PRIX DES BARRES DE FER
Une libéralisation dans la douleur


Longtemps souhaitée, la libéralisation de la vente de la barre de fer de construction est chose faite depuis samedi. Desbro International qui l’a tant revendiquée, n’a pas eu la chance d’en profiter ayant fermé ses portes quelques jours auparavant.

La libéralisation de la vente de barres de fer a été accueillie de façon mitigée de part et d’autre.
La libéralisation de la vente de barres de fer a été accueillie de façon mitigée de part et d’autre.
Le secteur de la commercialisation de barres de fer de construction n’a pas fini d’enregistrer des remous. Sa situation a été caractérisée par des appels à l’aide de Desbro International, principal fournisseur sur le marché, pour une révision du prix, une baisse de la taxe douanière et une dérégulation du prix de ce produit.

Après une valse-hésitation, Desbro a fini par jeter l’éponge le 26 mars. Dix jours après la fermeture de Desbro, la baisse de la taxe douanière de même que l’abolition du contrôle du prix de ce produit sont introduites. La libéralisation de la vente de la barre de fer tant souhaitée, a été conçue dans la douleur.

Cette décision, à quelques exceptions près, a été accueillie de façon mitigée. Jean-Philippe Couve de Murville, directeur exécutif du groupe Cerena dont fait partie Desbro, a refusé de la commenter. « Je ne vais pas faire de commentaire à ce stade. »


La colèreest palpable

La colère dans les milieux proches de Desbro est palpable. Et pour cause. L’introduction de ces mesures coïncide avec la reprise des activités de Desbro par Murray & Roberts. Basée en Afrique du Sud, cette société opérait jusqu’ici par le biais de Misco, dont elle partage l’actionnariat avec la société Lam Po Tang. Misco est une compagnie importatrice.

La reprise des activités de Desbro permet à Murray & Roberts d’avoir une assise à Maurice conformément aux objectifs définis dans le rapport 2006.

« Our steel business is expected to generate significant additional growth for its expansion plan in the Middle East and the Indian Ocean Islands. » Murray & Roberts est la seule société sud-africaine à opérer dans ce secteur et à exporter ses produits.

Ce qui permet de supposer qu’il y a une forte probabilité qu’elle privilégie l’importation plutôt que l’administration d’une unité de fabrication de barres de fer.

L’émergence de Murray & Roberts suscite des interrogations. Lors d’une conférence de presse samedi, Paul Bérenger, leader du Mouvement militant mauricien a qualifié d’inhumain la façon dont le gouvernement a, selon lui, livré tout un secteur de l’économie mauricienne à un monopole étranger.

Il trouve scandaleuse la façon dont Desbro a dû fermer ses portes.


« Une commission d’enquête s’impose »

Pravind Jugnauth, leader du Mouvement socialiste militant a exprimé sa colère du fait que le gouvernement a permis qu’une compagnie étrangère occupe une position de monopole à Maurice. « Une commission d’enquête s’impose », a-t-il déclaré.

Invité à expliquer pourquoi ces mesures ont été initiées maintenant, Rajesh Jeetah a fait dire par le biais de son attaché de presse, Soondress Cadervaloo qu’il ne souhaite pas faire de déclaration et qu’il va rencontrer la presse cette semaine.


Lindsay PROSPER









RÉACTIONS

Jacques de Navacelle, président du « Joint Economic Council »
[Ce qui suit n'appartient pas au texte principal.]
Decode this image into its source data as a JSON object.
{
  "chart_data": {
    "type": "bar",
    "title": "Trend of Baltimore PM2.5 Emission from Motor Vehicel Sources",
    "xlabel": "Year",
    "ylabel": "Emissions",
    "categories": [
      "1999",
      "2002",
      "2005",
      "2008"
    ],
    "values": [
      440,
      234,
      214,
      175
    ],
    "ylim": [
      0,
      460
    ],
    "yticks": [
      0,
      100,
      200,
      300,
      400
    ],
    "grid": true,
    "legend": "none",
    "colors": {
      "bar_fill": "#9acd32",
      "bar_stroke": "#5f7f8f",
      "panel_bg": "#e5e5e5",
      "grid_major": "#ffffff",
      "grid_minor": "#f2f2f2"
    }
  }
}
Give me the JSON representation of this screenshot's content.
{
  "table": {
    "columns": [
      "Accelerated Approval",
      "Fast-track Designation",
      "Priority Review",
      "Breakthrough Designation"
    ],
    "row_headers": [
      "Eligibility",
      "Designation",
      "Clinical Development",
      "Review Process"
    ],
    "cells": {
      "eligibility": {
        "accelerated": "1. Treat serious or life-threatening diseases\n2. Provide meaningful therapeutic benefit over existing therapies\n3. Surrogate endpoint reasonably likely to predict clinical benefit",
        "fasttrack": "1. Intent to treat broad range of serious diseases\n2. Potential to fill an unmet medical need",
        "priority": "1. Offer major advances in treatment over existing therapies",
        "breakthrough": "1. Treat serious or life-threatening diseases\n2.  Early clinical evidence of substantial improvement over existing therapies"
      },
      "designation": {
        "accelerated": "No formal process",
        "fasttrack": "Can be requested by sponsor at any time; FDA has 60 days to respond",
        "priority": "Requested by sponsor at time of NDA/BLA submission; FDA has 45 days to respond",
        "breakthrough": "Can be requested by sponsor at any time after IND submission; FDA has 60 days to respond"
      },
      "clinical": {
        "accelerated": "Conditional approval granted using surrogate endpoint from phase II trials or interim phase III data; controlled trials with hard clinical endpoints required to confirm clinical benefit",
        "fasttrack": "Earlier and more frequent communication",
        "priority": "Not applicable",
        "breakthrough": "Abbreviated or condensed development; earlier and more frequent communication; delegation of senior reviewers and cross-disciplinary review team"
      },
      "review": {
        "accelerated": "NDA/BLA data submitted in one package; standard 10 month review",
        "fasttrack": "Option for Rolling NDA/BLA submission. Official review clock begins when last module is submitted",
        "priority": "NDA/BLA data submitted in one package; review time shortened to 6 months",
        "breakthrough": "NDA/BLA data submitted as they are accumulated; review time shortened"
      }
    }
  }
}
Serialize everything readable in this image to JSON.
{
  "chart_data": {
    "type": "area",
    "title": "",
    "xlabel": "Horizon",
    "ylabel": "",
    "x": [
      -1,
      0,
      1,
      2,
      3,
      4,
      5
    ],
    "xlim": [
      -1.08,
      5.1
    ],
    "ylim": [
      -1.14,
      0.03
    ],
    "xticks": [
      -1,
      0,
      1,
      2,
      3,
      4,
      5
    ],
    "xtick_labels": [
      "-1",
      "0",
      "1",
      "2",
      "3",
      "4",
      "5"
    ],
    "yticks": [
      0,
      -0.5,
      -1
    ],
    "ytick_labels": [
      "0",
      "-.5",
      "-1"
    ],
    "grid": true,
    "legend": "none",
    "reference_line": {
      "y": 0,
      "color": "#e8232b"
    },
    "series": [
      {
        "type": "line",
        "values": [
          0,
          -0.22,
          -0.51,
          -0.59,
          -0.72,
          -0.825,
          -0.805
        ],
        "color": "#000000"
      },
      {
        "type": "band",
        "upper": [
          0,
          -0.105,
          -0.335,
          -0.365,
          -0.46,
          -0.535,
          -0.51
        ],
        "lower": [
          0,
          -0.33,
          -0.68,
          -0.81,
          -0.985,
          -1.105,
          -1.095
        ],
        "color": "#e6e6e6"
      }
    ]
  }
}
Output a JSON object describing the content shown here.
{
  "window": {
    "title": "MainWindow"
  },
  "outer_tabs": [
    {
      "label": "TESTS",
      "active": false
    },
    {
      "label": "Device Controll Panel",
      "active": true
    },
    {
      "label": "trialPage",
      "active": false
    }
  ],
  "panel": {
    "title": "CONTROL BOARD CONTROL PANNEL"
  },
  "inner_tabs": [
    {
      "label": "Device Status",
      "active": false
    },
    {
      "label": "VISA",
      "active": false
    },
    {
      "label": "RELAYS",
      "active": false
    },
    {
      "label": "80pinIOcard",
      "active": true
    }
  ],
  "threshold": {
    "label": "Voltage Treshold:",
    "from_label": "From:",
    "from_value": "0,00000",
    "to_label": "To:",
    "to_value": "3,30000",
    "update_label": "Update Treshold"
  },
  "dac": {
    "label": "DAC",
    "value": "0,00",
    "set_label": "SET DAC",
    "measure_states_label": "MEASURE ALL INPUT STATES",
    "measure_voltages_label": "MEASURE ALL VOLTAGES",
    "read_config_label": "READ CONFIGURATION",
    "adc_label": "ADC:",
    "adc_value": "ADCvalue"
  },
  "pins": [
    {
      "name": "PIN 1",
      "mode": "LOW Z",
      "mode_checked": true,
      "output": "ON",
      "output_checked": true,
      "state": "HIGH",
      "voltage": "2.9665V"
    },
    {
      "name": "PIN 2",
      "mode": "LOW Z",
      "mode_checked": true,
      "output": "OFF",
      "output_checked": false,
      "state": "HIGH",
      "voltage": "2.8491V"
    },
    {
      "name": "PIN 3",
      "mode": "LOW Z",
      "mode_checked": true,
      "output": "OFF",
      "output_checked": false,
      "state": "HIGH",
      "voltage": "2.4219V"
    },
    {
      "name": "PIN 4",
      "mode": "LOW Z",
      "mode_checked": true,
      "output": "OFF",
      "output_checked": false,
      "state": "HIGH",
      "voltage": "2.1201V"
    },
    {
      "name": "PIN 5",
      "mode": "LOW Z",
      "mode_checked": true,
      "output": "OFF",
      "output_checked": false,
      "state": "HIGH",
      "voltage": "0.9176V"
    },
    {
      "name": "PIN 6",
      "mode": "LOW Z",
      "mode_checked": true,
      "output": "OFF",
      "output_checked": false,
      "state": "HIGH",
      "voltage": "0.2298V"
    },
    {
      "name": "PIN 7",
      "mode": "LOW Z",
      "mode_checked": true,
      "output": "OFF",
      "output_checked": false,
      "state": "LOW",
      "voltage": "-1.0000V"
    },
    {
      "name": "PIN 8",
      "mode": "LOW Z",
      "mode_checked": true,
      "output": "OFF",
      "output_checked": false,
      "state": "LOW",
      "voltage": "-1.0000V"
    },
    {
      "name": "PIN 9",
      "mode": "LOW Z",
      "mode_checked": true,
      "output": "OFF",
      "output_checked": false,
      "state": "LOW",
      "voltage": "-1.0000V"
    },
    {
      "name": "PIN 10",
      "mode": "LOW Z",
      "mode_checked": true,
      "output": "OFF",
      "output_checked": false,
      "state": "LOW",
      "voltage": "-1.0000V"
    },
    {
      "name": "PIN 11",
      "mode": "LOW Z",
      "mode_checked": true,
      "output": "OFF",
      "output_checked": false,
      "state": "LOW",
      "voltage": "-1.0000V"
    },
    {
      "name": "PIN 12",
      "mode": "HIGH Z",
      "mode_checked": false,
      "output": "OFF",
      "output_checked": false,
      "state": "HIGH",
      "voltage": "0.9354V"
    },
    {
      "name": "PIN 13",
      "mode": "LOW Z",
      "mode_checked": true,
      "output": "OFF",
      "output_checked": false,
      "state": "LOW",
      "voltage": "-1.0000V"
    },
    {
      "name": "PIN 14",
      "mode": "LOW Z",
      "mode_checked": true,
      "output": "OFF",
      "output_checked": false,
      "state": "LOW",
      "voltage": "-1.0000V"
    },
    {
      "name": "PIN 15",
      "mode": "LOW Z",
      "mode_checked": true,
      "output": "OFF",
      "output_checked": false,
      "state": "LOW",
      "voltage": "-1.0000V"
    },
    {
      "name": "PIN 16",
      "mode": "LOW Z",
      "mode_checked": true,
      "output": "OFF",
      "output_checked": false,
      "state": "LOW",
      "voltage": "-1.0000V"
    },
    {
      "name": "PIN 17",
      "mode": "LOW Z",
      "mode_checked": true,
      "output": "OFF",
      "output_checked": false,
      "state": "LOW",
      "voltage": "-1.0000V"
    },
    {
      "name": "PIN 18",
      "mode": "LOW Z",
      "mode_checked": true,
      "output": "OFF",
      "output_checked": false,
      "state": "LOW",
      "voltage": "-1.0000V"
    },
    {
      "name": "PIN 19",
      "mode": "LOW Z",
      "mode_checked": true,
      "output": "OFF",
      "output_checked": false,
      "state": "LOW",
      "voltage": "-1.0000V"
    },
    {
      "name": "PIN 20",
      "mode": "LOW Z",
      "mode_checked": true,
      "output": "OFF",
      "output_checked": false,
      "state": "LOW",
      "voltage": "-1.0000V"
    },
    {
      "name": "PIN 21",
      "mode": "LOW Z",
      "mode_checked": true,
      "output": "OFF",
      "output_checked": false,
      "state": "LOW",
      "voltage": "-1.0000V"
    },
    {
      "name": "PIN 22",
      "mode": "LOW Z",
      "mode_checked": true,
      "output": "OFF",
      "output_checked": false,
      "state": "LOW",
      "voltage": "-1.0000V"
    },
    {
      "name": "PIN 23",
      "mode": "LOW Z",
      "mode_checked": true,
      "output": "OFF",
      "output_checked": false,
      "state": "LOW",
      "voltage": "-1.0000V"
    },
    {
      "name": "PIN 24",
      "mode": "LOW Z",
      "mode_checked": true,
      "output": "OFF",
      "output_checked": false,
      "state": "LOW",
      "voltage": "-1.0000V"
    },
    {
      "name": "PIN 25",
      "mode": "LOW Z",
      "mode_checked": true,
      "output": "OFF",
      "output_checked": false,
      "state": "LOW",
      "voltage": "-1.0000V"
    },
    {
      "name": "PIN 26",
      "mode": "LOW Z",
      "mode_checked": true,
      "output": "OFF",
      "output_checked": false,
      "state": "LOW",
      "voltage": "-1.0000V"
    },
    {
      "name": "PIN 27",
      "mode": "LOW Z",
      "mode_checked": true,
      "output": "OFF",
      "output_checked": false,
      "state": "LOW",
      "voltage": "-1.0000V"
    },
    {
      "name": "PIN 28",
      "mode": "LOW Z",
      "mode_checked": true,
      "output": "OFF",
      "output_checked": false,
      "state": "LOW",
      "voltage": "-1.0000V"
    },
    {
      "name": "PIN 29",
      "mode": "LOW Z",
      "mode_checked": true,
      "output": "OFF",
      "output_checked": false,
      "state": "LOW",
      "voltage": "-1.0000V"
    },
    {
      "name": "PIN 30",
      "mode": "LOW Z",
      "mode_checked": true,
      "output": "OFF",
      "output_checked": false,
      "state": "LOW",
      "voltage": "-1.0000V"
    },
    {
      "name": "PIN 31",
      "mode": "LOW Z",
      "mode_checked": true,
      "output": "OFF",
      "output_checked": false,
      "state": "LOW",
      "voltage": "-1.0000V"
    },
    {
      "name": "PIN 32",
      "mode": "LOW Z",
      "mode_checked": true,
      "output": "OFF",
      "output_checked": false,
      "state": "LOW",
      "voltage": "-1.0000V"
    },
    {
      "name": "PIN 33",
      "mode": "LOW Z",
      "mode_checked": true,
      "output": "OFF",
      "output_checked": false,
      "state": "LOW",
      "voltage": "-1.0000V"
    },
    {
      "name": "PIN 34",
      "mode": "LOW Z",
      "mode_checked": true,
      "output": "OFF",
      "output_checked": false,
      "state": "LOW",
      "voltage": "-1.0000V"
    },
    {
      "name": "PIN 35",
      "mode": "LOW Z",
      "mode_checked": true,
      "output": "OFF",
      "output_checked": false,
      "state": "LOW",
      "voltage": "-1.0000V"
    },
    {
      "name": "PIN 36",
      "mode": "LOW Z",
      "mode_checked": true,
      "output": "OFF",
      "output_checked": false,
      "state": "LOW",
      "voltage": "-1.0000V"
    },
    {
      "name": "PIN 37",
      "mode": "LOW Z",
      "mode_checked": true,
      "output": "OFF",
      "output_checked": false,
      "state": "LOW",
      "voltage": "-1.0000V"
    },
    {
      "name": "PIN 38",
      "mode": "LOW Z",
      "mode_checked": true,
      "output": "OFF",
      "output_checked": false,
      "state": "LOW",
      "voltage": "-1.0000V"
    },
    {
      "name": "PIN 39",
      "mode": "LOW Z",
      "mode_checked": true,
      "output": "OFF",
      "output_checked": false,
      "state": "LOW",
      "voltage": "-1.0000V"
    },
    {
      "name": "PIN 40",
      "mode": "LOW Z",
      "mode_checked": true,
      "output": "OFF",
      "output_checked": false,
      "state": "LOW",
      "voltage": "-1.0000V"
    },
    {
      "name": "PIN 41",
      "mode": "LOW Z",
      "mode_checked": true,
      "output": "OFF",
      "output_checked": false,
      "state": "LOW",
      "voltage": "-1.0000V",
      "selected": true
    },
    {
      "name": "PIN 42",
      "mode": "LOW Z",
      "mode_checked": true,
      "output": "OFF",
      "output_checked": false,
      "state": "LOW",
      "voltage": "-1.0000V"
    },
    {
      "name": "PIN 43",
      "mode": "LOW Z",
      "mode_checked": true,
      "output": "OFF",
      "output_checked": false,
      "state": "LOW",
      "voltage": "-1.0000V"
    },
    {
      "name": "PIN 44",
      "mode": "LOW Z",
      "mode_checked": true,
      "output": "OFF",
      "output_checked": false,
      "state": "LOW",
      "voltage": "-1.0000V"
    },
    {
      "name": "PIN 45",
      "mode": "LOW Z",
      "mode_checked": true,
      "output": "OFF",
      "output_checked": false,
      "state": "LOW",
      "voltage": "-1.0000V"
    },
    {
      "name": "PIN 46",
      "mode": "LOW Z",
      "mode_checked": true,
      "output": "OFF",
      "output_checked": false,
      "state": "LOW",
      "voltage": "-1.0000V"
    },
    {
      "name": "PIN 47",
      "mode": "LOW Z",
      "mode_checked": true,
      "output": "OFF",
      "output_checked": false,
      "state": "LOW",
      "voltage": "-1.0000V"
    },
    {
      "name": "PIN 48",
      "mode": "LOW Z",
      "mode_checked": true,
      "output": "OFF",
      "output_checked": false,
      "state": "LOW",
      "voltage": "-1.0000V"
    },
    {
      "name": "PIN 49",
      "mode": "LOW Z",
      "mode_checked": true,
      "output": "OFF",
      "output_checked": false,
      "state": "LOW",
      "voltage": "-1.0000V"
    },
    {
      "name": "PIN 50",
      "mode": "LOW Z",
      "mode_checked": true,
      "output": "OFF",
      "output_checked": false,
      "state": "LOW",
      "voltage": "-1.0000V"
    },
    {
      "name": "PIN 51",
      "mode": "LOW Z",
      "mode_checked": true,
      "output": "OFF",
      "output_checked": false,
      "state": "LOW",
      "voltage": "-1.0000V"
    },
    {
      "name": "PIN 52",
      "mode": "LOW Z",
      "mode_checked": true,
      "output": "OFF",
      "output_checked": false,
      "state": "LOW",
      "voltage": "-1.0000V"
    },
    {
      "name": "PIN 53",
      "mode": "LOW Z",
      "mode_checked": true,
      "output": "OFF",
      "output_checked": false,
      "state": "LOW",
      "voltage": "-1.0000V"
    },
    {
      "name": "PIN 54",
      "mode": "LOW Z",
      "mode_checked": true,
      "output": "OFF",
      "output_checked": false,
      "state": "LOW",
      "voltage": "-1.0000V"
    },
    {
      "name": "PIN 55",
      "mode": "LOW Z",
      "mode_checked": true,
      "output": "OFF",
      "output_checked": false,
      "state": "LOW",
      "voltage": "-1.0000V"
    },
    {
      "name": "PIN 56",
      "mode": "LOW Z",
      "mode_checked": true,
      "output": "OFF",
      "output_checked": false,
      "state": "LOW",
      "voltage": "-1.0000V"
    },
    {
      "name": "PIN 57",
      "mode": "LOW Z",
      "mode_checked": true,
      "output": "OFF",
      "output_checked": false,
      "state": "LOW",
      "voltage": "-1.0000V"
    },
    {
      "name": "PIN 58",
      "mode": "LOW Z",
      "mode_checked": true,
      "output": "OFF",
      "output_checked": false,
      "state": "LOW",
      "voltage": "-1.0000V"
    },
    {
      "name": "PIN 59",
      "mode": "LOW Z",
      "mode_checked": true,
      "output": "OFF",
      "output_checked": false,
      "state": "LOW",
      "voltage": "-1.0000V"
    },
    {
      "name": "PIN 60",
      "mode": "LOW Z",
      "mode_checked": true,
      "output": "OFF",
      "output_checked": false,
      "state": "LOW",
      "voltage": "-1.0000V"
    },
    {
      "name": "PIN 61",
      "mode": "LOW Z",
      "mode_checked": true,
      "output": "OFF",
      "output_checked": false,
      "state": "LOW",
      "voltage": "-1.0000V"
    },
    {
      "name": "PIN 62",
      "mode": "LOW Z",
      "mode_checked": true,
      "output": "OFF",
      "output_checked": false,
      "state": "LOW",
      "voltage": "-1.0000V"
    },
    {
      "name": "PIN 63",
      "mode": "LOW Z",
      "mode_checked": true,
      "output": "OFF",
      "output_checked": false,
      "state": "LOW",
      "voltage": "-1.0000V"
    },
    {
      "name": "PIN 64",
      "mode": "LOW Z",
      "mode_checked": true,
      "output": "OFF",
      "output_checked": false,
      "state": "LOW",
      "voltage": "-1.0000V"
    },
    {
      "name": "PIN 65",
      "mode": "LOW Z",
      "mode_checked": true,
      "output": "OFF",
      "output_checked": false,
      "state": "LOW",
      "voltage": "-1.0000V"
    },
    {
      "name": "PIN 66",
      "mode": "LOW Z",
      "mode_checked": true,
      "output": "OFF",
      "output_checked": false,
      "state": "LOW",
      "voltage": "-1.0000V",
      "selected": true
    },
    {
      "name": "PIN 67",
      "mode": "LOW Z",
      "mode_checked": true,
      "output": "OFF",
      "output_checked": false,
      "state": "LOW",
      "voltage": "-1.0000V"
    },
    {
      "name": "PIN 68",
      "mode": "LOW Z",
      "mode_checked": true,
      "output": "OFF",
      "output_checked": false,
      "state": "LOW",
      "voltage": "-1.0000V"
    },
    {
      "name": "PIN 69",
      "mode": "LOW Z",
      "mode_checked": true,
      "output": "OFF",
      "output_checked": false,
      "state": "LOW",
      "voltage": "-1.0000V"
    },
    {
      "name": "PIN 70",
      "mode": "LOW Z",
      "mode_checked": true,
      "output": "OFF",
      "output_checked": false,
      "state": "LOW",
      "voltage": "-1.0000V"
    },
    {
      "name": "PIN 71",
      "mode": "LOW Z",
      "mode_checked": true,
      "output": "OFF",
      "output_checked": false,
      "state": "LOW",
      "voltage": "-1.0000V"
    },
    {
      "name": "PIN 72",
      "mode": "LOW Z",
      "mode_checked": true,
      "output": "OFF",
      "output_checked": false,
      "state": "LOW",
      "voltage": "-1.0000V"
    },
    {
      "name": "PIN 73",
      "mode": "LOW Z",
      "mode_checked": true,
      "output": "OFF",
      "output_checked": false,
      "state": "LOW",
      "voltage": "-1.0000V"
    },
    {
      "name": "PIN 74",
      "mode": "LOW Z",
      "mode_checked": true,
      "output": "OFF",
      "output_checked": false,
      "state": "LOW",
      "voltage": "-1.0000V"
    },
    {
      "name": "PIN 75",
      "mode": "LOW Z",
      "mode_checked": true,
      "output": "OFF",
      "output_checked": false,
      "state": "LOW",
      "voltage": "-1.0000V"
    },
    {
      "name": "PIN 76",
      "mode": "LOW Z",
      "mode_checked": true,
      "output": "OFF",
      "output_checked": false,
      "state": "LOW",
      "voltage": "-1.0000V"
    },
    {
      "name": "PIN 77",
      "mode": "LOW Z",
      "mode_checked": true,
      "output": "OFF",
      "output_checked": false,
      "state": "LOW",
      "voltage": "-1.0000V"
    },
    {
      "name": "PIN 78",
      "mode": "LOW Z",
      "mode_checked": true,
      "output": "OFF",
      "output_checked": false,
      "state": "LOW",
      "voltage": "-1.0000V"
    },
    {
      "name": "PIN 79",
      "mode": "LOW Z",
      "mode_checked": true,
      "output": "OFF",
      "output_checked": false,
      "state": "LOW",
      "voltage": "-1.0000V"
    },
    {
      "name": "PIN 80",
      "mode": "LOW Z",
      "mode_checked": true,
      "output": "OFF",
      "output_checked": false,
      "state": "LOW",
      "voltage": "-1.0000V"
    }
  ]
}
« C’est très ennuyeux qu’on libéralise les prix maintenant alors qu’on a refusé des demandes d’augmentation de prix de Desbro pendant plusieurs mois. C’est ce qui a provoqué sa fermeture. Si cette décision avait été prise plus tôt, Desbro aurait survécu. C’est à se demander si le gouvernement n’avait pas pour objectif de faire fermer cette entreprise. La libéralisation, toutefois, reste une bonne chose, car elle apporte plus de concurrence. Dans un premier temps, avec les opérateurs existants, nous allons peut-être avoir des hausses de prix, mais avec la concurrence les prix vont baisser. »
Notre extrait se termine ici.